The role of AI in optimizing energy
AI is also a powerful tool for optimizing energy systems. It can improve energy production, reduce operating costs and improve the integration of renewable energy into existing grids. By using AI for real-time monitoring, predictive maintenance and grid optimization, energy companies can increase efficiency and reduce emissions. The IEA estimates that by 2035, widespread adoption of full adoption could save up to $110 billion in the power sector. The IEA report also highlights several key applications of how AI can improve demand and supply efficiency in the energy sector:
- Forecasting supply and demand: AI enhances the ability to predict renewable energy availability, which is crucial for integrating variable sources into the grid. For example, with an accurate 36-hour forecast, Google’s neural network-based AI boosted the financial value of wind energy by 20%. This allows utilities to better balance supply and demand, thereby reducing their reliance on fossil fuel backup.
- Predictive maintenance: AI monitors energy infrastructure, such as power cords and turbines, to predict failures that lead to failures.
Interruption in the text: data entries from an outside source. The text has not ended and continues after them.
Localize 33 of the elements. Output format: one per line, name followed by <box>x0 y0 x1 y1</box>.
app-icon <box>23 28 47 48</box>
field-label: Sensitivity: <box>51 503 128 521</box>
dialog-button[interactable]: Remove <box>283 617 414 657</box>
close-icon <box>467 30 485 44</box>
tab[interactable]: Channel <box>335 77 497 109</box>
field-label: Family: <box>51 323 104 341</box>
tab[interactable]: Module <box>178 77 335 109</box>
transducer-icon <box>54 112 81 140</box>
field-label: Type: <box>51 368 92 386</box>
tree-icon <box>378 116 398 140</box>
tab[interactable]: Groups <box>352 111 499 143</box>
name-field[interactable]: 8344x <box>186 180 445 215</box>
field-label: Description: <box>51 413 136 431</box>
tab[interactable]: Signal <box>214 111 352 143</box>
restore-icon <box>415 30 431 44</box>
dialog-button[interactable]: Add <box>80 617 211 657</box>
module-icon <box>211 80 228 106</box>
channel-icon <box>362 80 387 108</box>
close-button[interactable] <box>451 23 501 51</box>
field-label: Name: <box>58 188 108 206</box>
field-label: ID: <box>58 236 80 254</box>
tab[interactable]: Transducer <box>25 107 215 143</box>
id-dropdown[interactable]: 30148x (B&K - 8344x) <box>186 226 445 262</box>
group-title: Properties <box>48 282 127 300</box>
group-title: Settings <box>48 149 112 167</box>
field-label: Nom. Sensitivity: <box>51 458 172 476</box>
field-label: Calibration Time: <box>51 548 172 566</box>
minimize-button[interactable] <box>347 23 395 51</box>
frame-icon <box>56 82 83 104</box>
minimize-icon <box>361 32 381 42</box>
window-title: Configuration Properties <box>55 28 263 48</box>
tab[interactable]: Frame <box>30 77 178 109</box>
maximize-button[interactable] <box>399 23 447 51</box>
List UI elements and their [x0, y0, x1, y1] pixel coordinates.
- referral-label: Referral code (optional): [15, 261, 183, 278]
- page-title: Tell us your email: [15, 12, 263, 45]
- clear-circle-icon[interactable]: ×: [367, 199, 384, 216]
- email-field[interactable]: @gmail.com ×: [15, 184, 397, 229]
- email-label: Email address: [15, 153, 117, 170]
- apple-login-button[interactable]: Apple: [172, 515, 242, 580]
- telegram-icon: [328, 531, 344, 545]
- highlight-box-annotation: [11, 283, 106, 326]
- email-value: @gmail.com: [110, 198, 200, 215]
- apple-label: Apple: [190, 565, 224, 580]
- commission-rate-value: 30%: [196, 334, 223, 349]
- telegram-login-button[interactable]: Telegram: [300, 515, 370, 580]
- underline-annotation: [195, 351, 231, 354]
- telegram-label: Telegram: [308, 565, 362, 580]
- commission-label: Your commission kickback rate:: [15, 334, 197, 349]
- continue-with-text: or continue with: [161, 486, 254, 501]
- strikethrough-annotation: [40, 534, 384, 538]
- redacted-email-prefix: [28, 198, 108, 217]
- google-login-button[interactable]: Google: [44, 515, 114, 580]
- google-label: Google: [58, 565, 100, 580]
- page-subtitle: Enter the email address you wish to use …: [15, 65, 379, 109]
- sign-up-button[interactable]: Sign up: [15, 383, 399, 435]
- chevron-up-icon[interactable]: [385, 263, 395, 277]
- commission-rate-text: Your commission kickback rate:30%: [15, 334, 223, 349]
E.On uses machine learning to reduce by up to 30% in medium voltage cables, while ENEL reduces by 15% through sensor-based AI systems.
- Grid management: AI processes data from sensors and smart meters to optimize power flow, especially at the allocation level. This ensures stable, efficient grid operation, even if the number of grid-connected devices continues to grow.
- Requirement response: AI can better predict electricity prices and dynamic pricing models, thereby encouraging consumers to shift usage to off-peak hours. This reduces grid strain and reduces costs for utilities and consumers.
- Consumer Services: AI enhances the customer experience with applications and chatbots, thus improving billing and energy management. Companies such as Octopus Energy and Oracle Utilities are key examples of this innovation.
Furthermore, AI can help reduce energy consumption by increasing the efficiency of energy-intensive processes such as power generation and transmission. As the energy sector becomes more digital, AI will play a key role in balancing supply and demand.
Challenge and direction to move forward
While there is great hope for integrating AI into the energy sector, uncertainty remains. The speed of AI adoption, advances in AI hardware efficiency, and the ability of the energy sector to meet growing demand are all factors that may affect future power consumption. The IEA report outlines several situations, with the most optimistic forecasts showing that demand surges beyond current expectations.
To ensure that AI growth does not exceed the capacity of the energy sector, countries will need to focus on enhancing grid infrastructure, promoting flexible data center operations, and ensuring that energy production can meet the evolving needs of AI. Cooperation between the energy and technology sectors and strategic policy plans are critical to managing risks and leveraging AI’s potential in the energy sector.
Bottom line
AI is significantly changing the global power sector. While its increasing energy demand for data centers presents challenges, it also provides opportunities for the energy sector to grow and improve efficiency. By using AI to enhance energy use and diversify energy, we can meet the growing demand for power in AI in a sustainable way. The energy sector must adapt quickly to support the rapid growth of AI while using AI to improve energy systems. Over the next decade, we can expect significant changes in the way electricity is driven by the intersection of AI and the digital economy.